The novel has also been the focus of debates on Christian multiculturalism in literature. University of Victoria professor of American Literature Christopher Douglas claims that Gilead builds a "contemporary Christian multicultural identity suitably cleansed of the complexity of [...] 'Christian slavery'." He contextualizes the work within the political resurgence of fundamentalist and evangelical Christianity in the last four decades.

Former President of the United States Barack Obama lists the novel as one of his favorites. On September 14, 2015, in Des Moines, Iowa, in a reversal of the usual journalistic convention, President Obama interviewed Marilynne Robinson for The New York Review of Books, and told her,

I first picked up Gilead, one of your most wonderful books, here in Iowa.
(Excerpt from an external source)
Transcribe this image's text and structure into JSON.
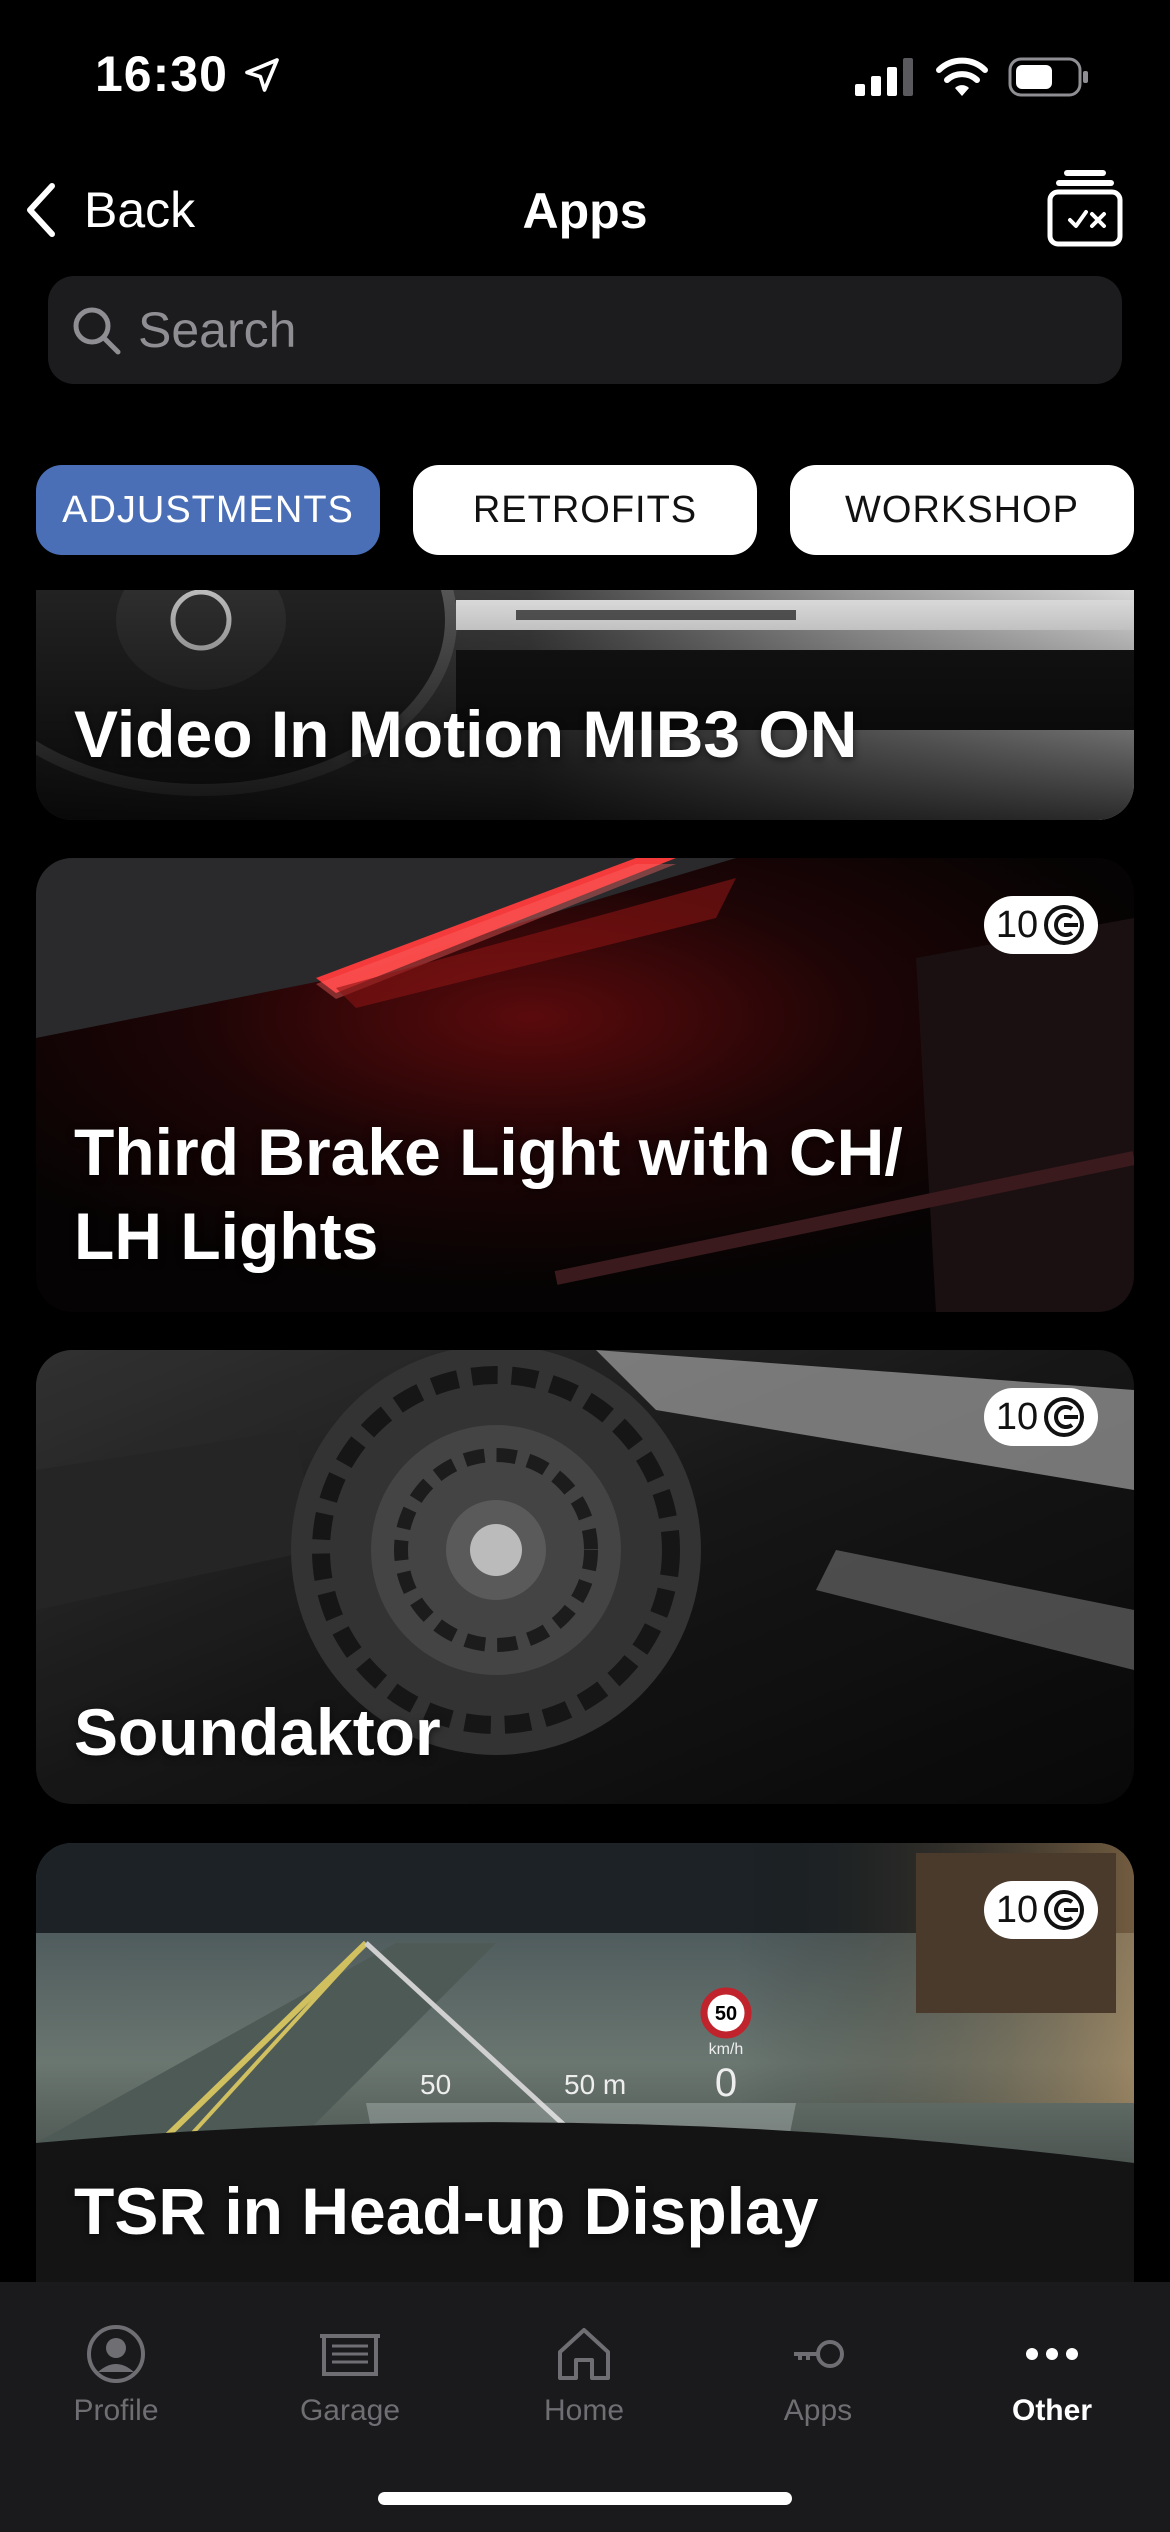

Because I was campaigning at the time, and there's a lot of downtime when you're driving between towns and when you get home late from campaigning. ... And I've told you this — one of my favorite characters in fiction is a pastor in Gilead, Iowa, named John Ames, who is gracious and courtly and a little bit confused about how to reconcile his faith with all the various travails that his family goes through. And I was just — I just fell in love with the character, fell in love with the book...

== Companion novels ==
Robinson has used characters and events from Gilead in three subsequent novels. Home (2008) retells events of the story from the perspective of their friends and neighbors, the Boughtons. Lila (2014) retells Ames's courtship and marriage from her perspective. Jack (2020) tells the story of the Boughtons' black sheep, detailing his relationship with a woman of color, a union unknown to his family.